The following JS will fail when saved for additional network access attempts

import * from "./module.js"

with the following error when loaded

Cross-Origin Request Blocked: The Same Origin Policy disallows reading the remote resource at file:///Users/rfm/module.js. (Reason: CORS request not http).
snshn commented 6 months ago

Yeah, that's the problem with lazy-loaded files. You could try using Chrome for these types of sites, as described in one of the sections of README. Processing JS and resolving dynamically loaded files is something that happens when the browser opens the page, that's the main cause of this problem. You could try using the -b option to point the browser at the location of module.js... that could work.

FreeMasen commented 6 months ago

Would you be willing to add some level of JS parsing to this project? I actually maintain a JS parser that could be used here, I would be interested in integrating it if you would be willing to accept a PR like that?
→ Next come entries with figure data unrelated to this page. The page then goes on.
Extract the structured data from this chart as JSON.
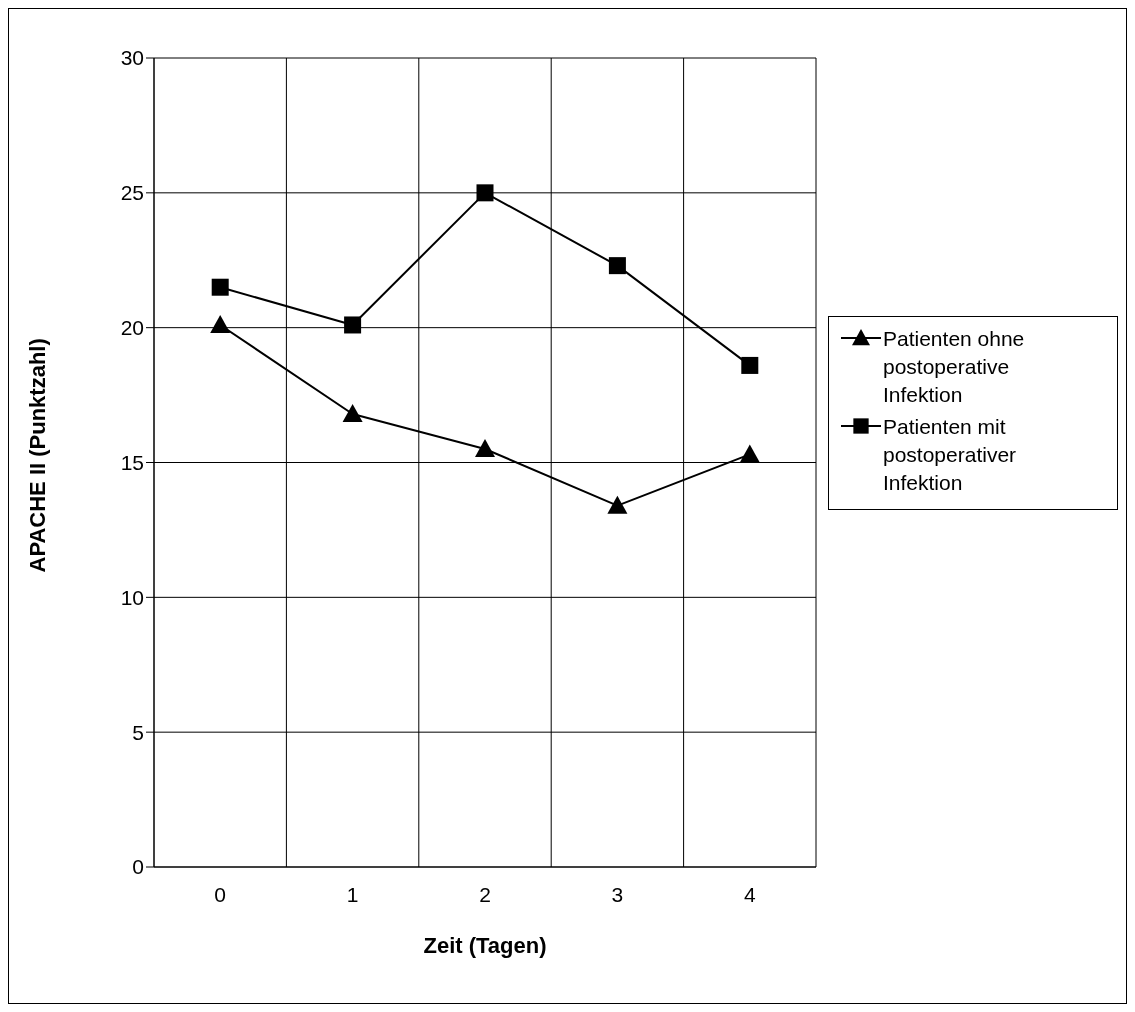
{
  "chart_data": {
    "type": "line",
    "xlabel": "Zeit (Tagen)",
    "ylabel": "APACHE II (Punktzahl)",
    "categories": [
      "0",
      "1",
      "2",
      "3",
      "4"
    ],
    "series": [
      {
        "name": "Patienten ohne postoperative Infektion",
        "color": "#000000",
        "marker": "triangle",
        "values": [
          20.1,
          16.8,
          15.5,
          13.4,
          15.3
        ]
      },
      {
        "name": "Patienten mit postoperativer Infektion",
        "color": "#000000",
        "marker": "square",
        "values": [
          21.5,
          20.1,
          25.0,
          22.3,
          18.6
        ]
      }
    ],
    "ylim": [
      0,
      30
    ],
    "yticks": [
      0,
      5,
      10,
      15,
      20,
      25,
      30
    ],
    "grid": true,
    "legend": "right",
    "line_style": "solid"
  }
}
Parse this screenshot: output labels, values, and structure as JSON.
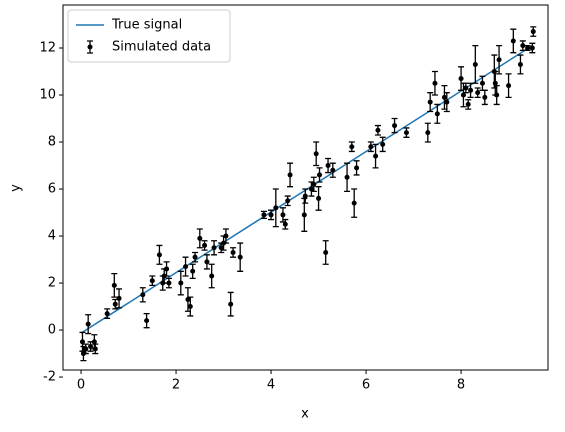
{
  "chart_data": {
    "type": "line",
    "xlabel": "x",
    "ylabel": "y",
    "xlim": [
      -0.38,
      9.83
    ],
    "ylim": [
      -1.7,
      13.83
    ],
    "xticks": [
      0,
      2,
      4,
      6,
      8
    ],
    "yticks": [
      -2,
      0,
      2,
      4,
      6,
      8,
      10,
      12
    ],
    "legend": "upper left",
    "series": [
      {
        "name": "True signal",
        "type": "line",
        "color": "#1f77b4",
        "x": [
          0,
          9.5
        ],
        "y": [
          -0.13,
          12.1
        ]
      },
      {
        "name": "Simulated data",
        "type": "errorbar",
        "color": "#000000",
        "x": [
          0.03,
          0.05,
          0.1,
          0.15,
          0.2,
          0.28,
          0.3,
          0.55,
          0.7,
          0.72,
          0.8,
          1.3,
          1.38,
          1.5,
          1.65,
          1.72,
          1.75,
          1.8,
          1.85,
          2.1,
          2.2,
          2.25,
          2.3,
          2.35,
          2.4,
          2.5,
          2.6,
          2.65,
          2.75,
          2.8,
          2.95,
          3.0,
          3.05,
          3.15,
          3.2,
          3.35,
          3.85,
          4.0,
          4.1,
          4.25,
          4.3,
          4.35,
          4.4,
          4.7,
          4.72,
          4.85,
          4.9,
          4.95,
          5.0,
          5.02,
          5.15,
          5.2,
          5.3,
          5.6,
          5.7,
          5.75,
          5.8,
          6.1,
          6.2,
          6.25,
          6.35,
          6.6,
          6.85,
          7.3,
          7.35,
          7.45,
          7.5,
          7.65,
          7.7,
          8.0,
          8.05,
          8.1,
          8.15,
          8.2,
          8.3,
          8.35,
          8.45,
          8.5,
          8.7,
          8.72,
          8.75,
          8.8,
          9.0,
          9.1,
          9.25,
          9.3,
          9.4,
          9.5,
          9.52
        ],
        "y": [
          -0.5,
          -1.0,
          -0.8,
          0.25,
          -0.7,
          -0.5,
          -0.8,
          0.7,
          1.9,
          1.1,
          1.35,
          1.5,
          0.4,
          2.1,
          3.2,
          2.0,
          2.3,
          2.6,
          2.0,
          2.0,
          2.7,
          1.3,
          1.0,
          2.5,
          3.1,
          3.9,
          3.6,
          2.9,
          2.3,
          3.5,
          3.5,
          3.7,
          4.0,
          1.1,
          3.3,
          3.1,
          4.9,
          4.9,
          5.2,
          4.9,
          4.5,
          5.5,
          6.6,
          4.9,
          5.7,
          6.0,
          6.2,
          7.5,
          5.6,
          6.6,
          3.3,
          7.0,
          6.8,
          6.5,
          7.8,
          5.4,
          6.9,
          7.8,
          7.4,
          8.5,
          7.9,
          8.7,
          8.4,
          8.4,
          9.7,
          10.5,
          9.2,
          9.9,
          9.7,
          10.7,
          10.0,
          10.3,
          9.6,
          10.2,
          11.3,
          10.1,
          10.5,
          9.9,
          11.0,
          10.5,
          10.0,
          11.5,
          10.4,
          12.3,
          11.3,
          12.1,
          12.0,
          12.0,
          12.7
        ],
        "yerr": [
          0.4,
          0.3,
          0.2,
          0.4,
          0.2,
          0.3,
          0.2,
          0.2,
          0.5,
          0.2,
          0.4,
          0.3,
          0.3,
          0.2,
          0.4,
          0.3,
          0.3,
          0.3,
          0.2,
          0.5,
          0.4,
          0.5,
          0.4,
          0.3,
          0.2,
          0.4,
          0.2,
          0.3,
          0.5,
          0.3,
          0.2,
          0.3,
          0.3,
          0.5,
          0.2,
          0.6,
          0.15,
          0.2,
          0.8,
          0.3,
          0.2,
          0.2,
          0.5,
          0.7,
          0.3,
          0.3,
          0.3,
          0.5,
          0.5,
          0.3,
          0.5,
          0.3,
          0.3,
          0.6,
          0.2,
          0.6,
          0.3,
          0.2,
          0.5,
          0.2,
          0.3,
          0.3,
          0.2,
          0.4,
          0.4,
          0.5,
          0.4,
          0.5,
          0.4,
          0.5,
          0.5,
          0.2,
          0.2,
          0.3,
          0.8,
          0.2,
          0.3,
          0.3,
          0.7,
          0.5,
          0.4,
          0.6,
          0.5,
          0.5,
          0.4,
          0.2,
          0.1,
          0.2,
          0.2
        ]
      }
    ]
  }
}
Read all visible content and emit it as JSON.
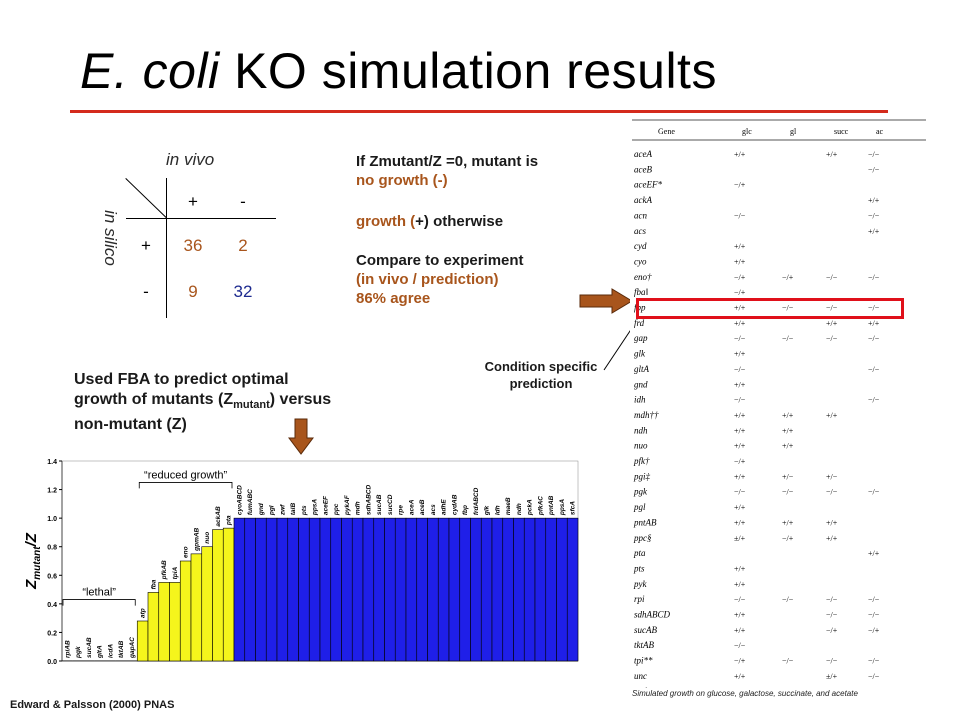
{
  "slide": {
    "title_italic": "E. coli",
    "title_rest": " KO simulation results",
    "citation": "Edward & Palsson (2000) PNAS"
  },
  "matrix": {
    "col_header": "in vivo",
    "row_header": "in silico",
    "col_labels": [
      "+",
      "-"
    ],
    "row_labels": [
      "+",
      "-"
    ],
    "cells": [
      [
        "36",
        "2"
      ],
      [
        "9",
        "32"
      ]
    ]
  },
  "rules": {
    "line1": "If Zmutant/Z =0, mutant is",
    "line2": "no growth (-)",
    "line3_a": "growth (",
    "line3_b": "+",
    "line3_c": ") otherwise",
    "compare_1": "Compare to experiment",
    "compare_2": "(in vivo / prediction)",
    "compare_3": "86% agree"
  },
  "fba": {
    "line1": "Used FBA to predict optimal",
    "line2_a": "growth of mutants (Z",
    "line2_sub": "mutant",
    "line2_b": ") versus",
    "line3": "non-mutant (Z)"
  },
  "condition": {
    "line1": "Condition specific",
    "line2": "prediction"
  },
  "gene_table": {
    "headers": [
      "Gene",
      "glc",
      "gl",
      "succ",
      "ac"
    ],
    "caption": "Simulated growth on glucose, galactose, succinate, and acetate",
    "rows": [
      {
        "gene": "aceA",
        "v": [
          "+/+",
          "",
          "+/+",
          "−/−"
        ]
      },
      {
        "gene": "aceB",
        "v": [
          "",
          "",
          "",
          "−/−"
        ]
      },
      {
        "gene": "aceEF*",
        "v": [
          "−/+",
          "",
          "",
          ""
        ]
      },
      {
        "gene": "ackA",
        "v": [
          "",
          "",
          "",
          "+/+"
        ]
      },
      {
        "gene": "acn",
        "v": [
          "−/−",
          "",
          "",
          "−/−"
        ]
      },
      {
        "gene": "acs",
        "v": [
          "",
          "",
          "",
          "+/+"
        ]
      },
      {
        "gene": "cyd",
        "v": [
          "+/+",
          "",
          "",
          ""
        ]
      },
      {
        "gene": "cyo",
        "v": [
          "+/+",
          "",
          "",
          ""
        ]
      },
      {
        "gene": "eno†",
        "v": [
          "−/+",
          "−/+",
          "−/−",
          "−/−"
        ]
      },
      {
        "gene": "fba‖",
        "v": [
          "−/+",
          "",
          "",
          ""
        ]
      },
      {
        "gene": "fbp",
        "v": [
          "+/+",
          "−/−",
          "−/−",
          "−/−"
        ]
      },
      {
        "gene": "frd",
        "v": [
          "+/+",
          "",
          "+/+",
          "+/+"
        ]
      },
      {
        "gene": "gap",
        "v": [
          "−/−",
          "−/−",
          "−/−",
          "−/−"
        ]
      },
      {
        "gene": "glk",
        "v": [
          "+/+",
          "",
          "",
          ""
        ]
      },
      {
        "gene": "gltA",
        "v": [
          "−/−",
          "",
          "",
          "−/−"
        ]
      },
      {
        "gene": "gnd",
        "v": [
          "+/+",
          "",
          "",
          ""
        ]
      },
      {
        "gene": "idh",
        "v": [
          "−/−",
          "",
          "",
          "−/−"
        ]
      },
      {
        "gene": "mdh††",
        "v": [
          "+/+",
          "+/+",
          "+/+",
          ""
        ]
      },
      {
        "gene": "ndh",
        "v": [
          "+/+",
          "+/+",
          "",
          ""
        ]
      },
      {
        "gene": "nuo",
        "v": [
          "+/+",
          "+/+",
          "",
          ""
        ]
      },
      {
        "gene": "pfk†",
        "v": [
          "−/+",
          "",
          "",
          ""
        ]
      },
      {
        "gene": "pgi‡",
        "v": [
          "+/+",
          "+/−",
          "+/−",
          ""
        ]
      },
      {
        "gene": "pgk",
        "v": [
          "−/−",
          "−/−",
          "−/−",
          "−/−"
        ]
      },
      {
        "gene": "pgl",
        "v": [
          "+/+",
          "",
          "",
          ""
        ]
      },
      {
        "gene": "pntAB",
        "v": [
          "+/+",
          "+/+",
          "+/+",
          ""
        ]
      },
      {
        "gene": "ppc§",
        "v": [
          "±/+",
          "−/+",
          "+/+",
          ""
        ]
      },
      {
        "gene": "pta",
        "v": [
          "",
          "",
          "",
          "+/+"
        ]
      },
      {
        "gene": "pts",
        "v": [
          "+/+",
          "",
          "",
          ""
        ]
      },
      {
        "gene": "pyk",
        "v": [
          "+/+",
          "",
          "",
          ""
        ]
      },
      {
        "gene": "rpi",
        "v": [
          "−/−",
          "−/−",
          "−/−",
          "−/−"
        ]
      },
      {
        "gene": "sdhABCD",
        "v": [
          "+/+",
          "",
          "−/−",
          "−/−"
        ]
      },
      {
        "gene": "sucAB",
        "v": [
          "+/+",
          "",
          "−/+",
          "−/+"
        ]
      },
      {
        "gene": "tktAB",
        "v": [
          "−/−",
          "",
          "",
          ""
        ]
      },
      {
        "gene": "tpi**",
        "v": [
          "−/+",
          "−/−",
          "−/−",
          "−/−"
        ]
      },
      {
        "gene": "unc",
        "v": [
          "+/+",
          "",
          "±/+",
          "−/−"
        ]
      },
      {
        "gene": "zwf",
        "v": [
          "+/+",
          "+/+",
          "+/+",
          ""
        ]
      }
    ]
  },
  "chart_data": {
    "type": "bar",
    "ylabel_main": "Z",
    "ylabel_sub": "mutant",
    "ylabel_tail": "/Z",
    "ylim": [
      0,
      1.4
    ],
    "yticks": [
      "0.0",
      "0.2",
      "0.4",
      "0.6",
      "0.8",
      "1.0",
      "1.2",
      "1.4"
    ],
    "annotation_reduced": "“reduced growth”",
    "annotation_lethal": "“lethal”",
    "colors": {
      "lethal": "#ffffff",
      "reduced": "#f5f51c",
      "normal": "#1f1fe8"
    },
    "categories": [
      "rpiAB",
      "pgk",
      "sucAB",
      "gltA",
      "icdA",
      "tktAB",
      "gapAC",
      "atp",
      "fba",
      "pfkAB",
      "tpiA",
      "eno",
      "gpmAB",
      "nuo",
      "ackAB",
      "pta",
      "cyoABCD",
      "fumABC",
      "gnd",
      "pgl",
      "zwf",
      "talB",
      "pts",
      "ppsA",
      "aceEF",
      "ppc",
      "pykAF",
      "mdh",
      "sdhABCD",
      "sucAB",
      "sucCD",
      "rpe",
      "aceA",
      "aceB",
      "acs",
      "adhE",
      "cydAB",
      "fbp",
      "frdABCD",
      "glk",
      "ldh",
      "maeB",
      "ndh",
      "pckA",
      "pfkAC",
      "pntAB",
      "ppsA",
      "sfcA"
    ],
    "values": [
      0,
      0,
      0,
      0,
      0,
      0,
      0,
      0.28,
      0.48,
      0.55,
      0.55,
      0.7,
      0.75,
      0.8,
      0.92,
      0.93,
      1.0,
      1.0,
      1.0,
      1.0,
      1.0,
      1.0,
      1.0,
      1.0,
      1.0,
      1.0,
      1.0,
      1.0,
      1.0,
      1.0,
      1.0,
      1.0,
      1.0,
      1.0,
      1.0,
      1.0,
      1.0,
      1.0,
      1.0,
      1.0,
      1.0,
      1.0,
      1.0,
      1.0,
      1.0,
      1.0,
      1.0,
      1.0
    ]
  }
}
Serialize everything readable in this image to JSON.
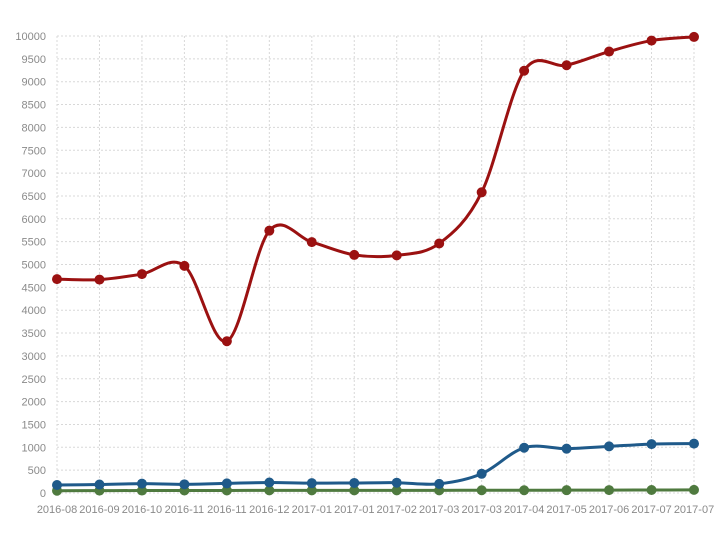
{
  "chart_data": {
    "type": "line",
    "title": "",
    "xlabel": "",
    "ylabel": "",
    "ylim": [
      0,
      10000
    ],
    "yticks": [
      0,
      500,
      1000,
      1500,
      2000,
      2500,
      3000,
      3500,
      4000,
      4500,
      5000,
      5500,
      6000,
      6500,
      7000,
      7500,
      8000,
      8500,
      9000,
      9500,
      10000
    ],
    "grid": true,
    "smooth": true,
    "categories": [
      "2016-08",
      "2016-09",
      "2016-10",
      "2016-11",
      "2016-11",
      "2016-12",
      "2017-01",
      "2017-01",
      "2017-02",
      "2017-03",
      "2017-03",
      "2017-04",
      "2017-05",
      "2017-06",
      "2017-07",
      "2017-07"
    ],
    "series": [
      {
        "color": "#9b1111",
        "values": [
          4680,
          4670,
          4790,
          4970,
          3320,
          5740,
          5490,
          5210,
          5200,
          5460,
          6580,
          9240,
          9360,
          9660,
          9900,
          9980
        ]
      },
      {
        "color": "#1f5a8a",
        "values": [
          175,
          185,
          205,
          190,
          210,
          230,
          215,
          220,
          225,
          200,
          420,
          990,
          970,
          1020,
          1070,
          1080
        ]
      },
      {
        "color": "#4f7a3f",
        "values": [
          50,
          52,
          54,
          55,
          56,
          58,
          58,
          58,
          58,
          58,
          60,
          60,
          62,
          64,
          66,
          68
        ]
      }
    ]
  }
}
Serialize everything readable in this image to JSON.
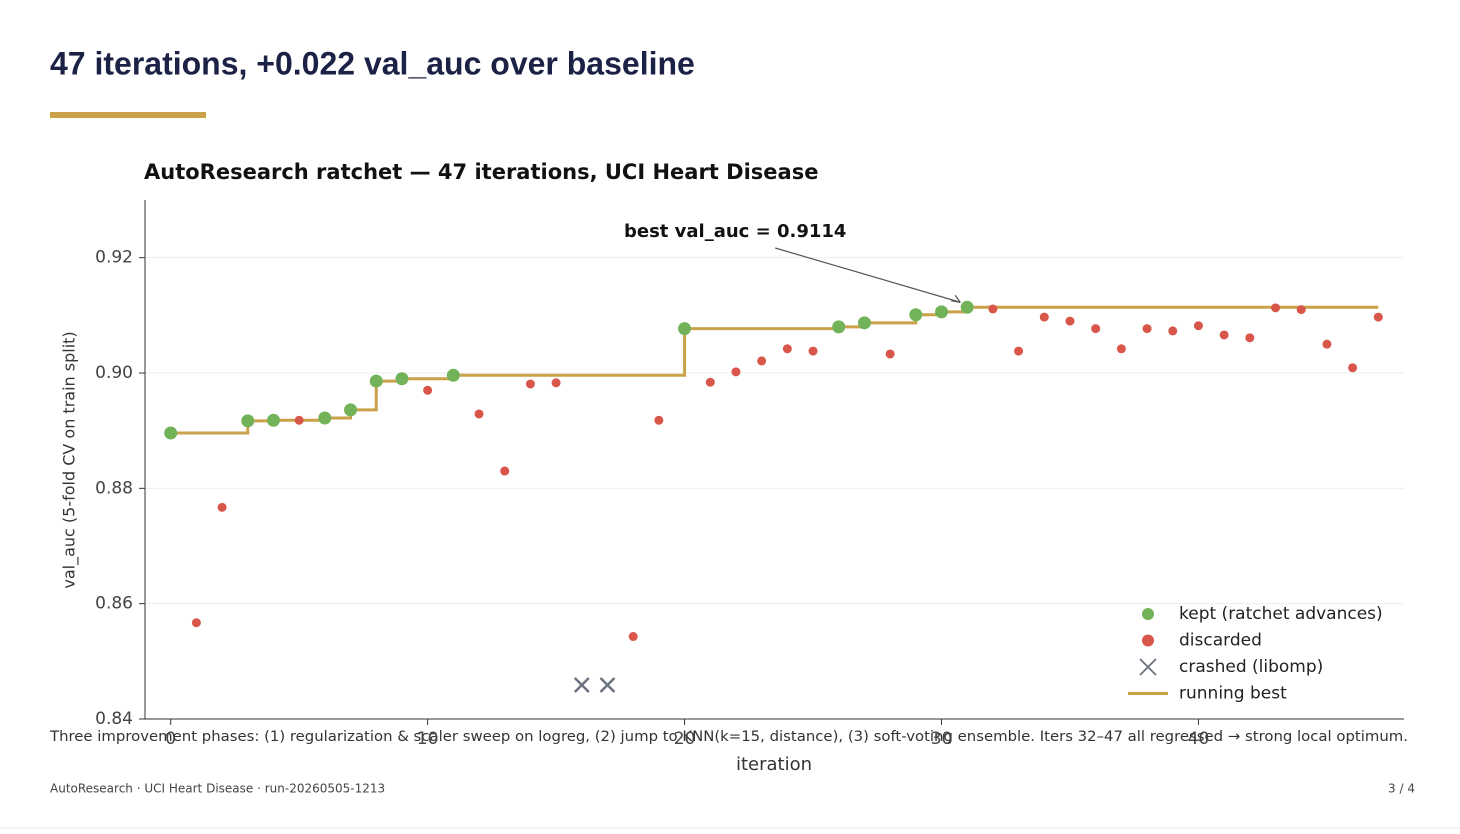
{
  "header": {
    "title": "47 iterations, +0.022 val_auc over baseline"
  },
  "chart_data": {
    "type": "scatter",
    "title": "AutoResearch ratchet — 47 iterations, UCI Heart Disease",
    "xlabel": "iteration",
    "ylabel": "val_auc  (5-fold CV on train split)",
    "xlim": [
      -1,
      48
    ],
    "ylim": [
      0.84,
      0.93
    ],
    "xticks": [
      0,
      10,
      20,
      30,
      40
    ],
    "yticks": [
      0.84,
      0.86,
      0.88,
      {
        "value": 0.9,
        "label": "0.90"
      },
      0.92
    ],
    "grid": true,
    "legend": "lower right",
    "annotation": "best  val_auc = 0.9114",
    "series": [
      {
        "name": "kept (ratchet advances)",
        "color": "#72b35a",
        "marker": "o",
        "x": [
          0,
          3,
          4,
          6,
          7,
          8,
          9,
          11,
          20,
          26,
          27,
          29,
          30,
          31
        ],
        "values": [
          0.8896,
          0.8917,
          0.8918,
          0.8922,
          0.8936,
          0.8986,
          0.899,
          0.8996,
          0.9077,
          0.908,
          0.9087,
          0.9101,
          0.9106,
          0.9114
        ]
      },
      {
        "name": "discarded",
        "color": "#d9574a",
        "marker": "o",
        "x": [
          1,
          2,
          5,
          10,
          12,
          13,
          14,
          15,
          18,
          19,
          21,
          22,
          23,
          24,
          25,
          28,
          32,
          33,
          34,
          35,
          36,
          37,
          38,
          39,
          40,
          41,
          42,
          43,
          44,
          45,
          46,
          47
        ],
        "values": [
          0.8567,
          0.8767,
          0.8918,
          0.897,
          0.8929,
          0.883,
          0.8981,
          0.8983,
          0.8543,
          0.8918,
          0.8984,
          0.9002,
          0.9021,
          0.9042,
          0.9038,
          0.9033,
          0.9111,
          0.9038,
          0.9097,
          0.909,
          0.9077,
          0.9042,
          0.9077,
          0.9073,
          0.9082,
          0.9066,
          0.9061,
          0.9113,
          0.911,
          0.905,
          0.9009,
          0.9097
        ]
      },
      {
        "name": "crashed (libomp)",
        "color": "#6b7280",
        "marker": "x",
        "x": [
          16,
          17
        ],
        "values": [
          0.8459,
          0.8459
        ]
      },
      {
        "name": "running best",
        "color": "#c9a24a",
        "marker": "step",
        "x": [
          0,
          3,
          4,
          6,
          7,
          8,
          9,
          11,
          20,
          26,
          27,
          29,
          30,
          31,
          47
        ],
        "values": [
          0.8896,
          0.8917,
          0.8918,
          0.8922,
          0.8936,
          0.8986,
          0.899,
          0.8996,
          0.9077,
          0.908,
          0.9087,
          0.9101,
          0.9106,
          0.9114,
          0.9114
        ]
      }
    ],
    "caption": "Three improvement phases: (1) regularization & scaler sweep on logreg, (2) jump to KNN(k=15, distance), (3) soft-voting ensemble. Iters 32–47 all regressed → strong local optimum."
  },
  "footer": {
    "left": "AutoResearch · UCI Heart Disease · run-20260505-1213",
    "right": "3 / 4"
  }
}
snshn commented 5 months ago

It's so hard to tell right now... I need to finish some urgent things first (like MHTML support, crawling/recursion, async asset retrieval mechanism for speed, CORS...). Browsers already have JS engines in them, and I hoped they'd be more interested in implementing what Monolith does, rendering it obsolete, but it's been like 5 years, and here we are, still not being able to easily save page as one file using just the browser. After the JS is in, I'll end up having to add WebASM, and then something else, and something else, and essentially reinventing the wheel just because browsers don't do the thing they should be able to. I want Monolith to do awesome things, and as much as I hate the fact that JS on 99% of sites today is non-unobtrusive, the reality is usually not the way we want it to be, so to have a tool that just saves pages as one file, some kind of JS support is pretty much a must-have. I'd say it should be on the road map, perhaps as an optional switch (possibly even leveraging locally-installed browsers to do that), but I can't promise anything short-term.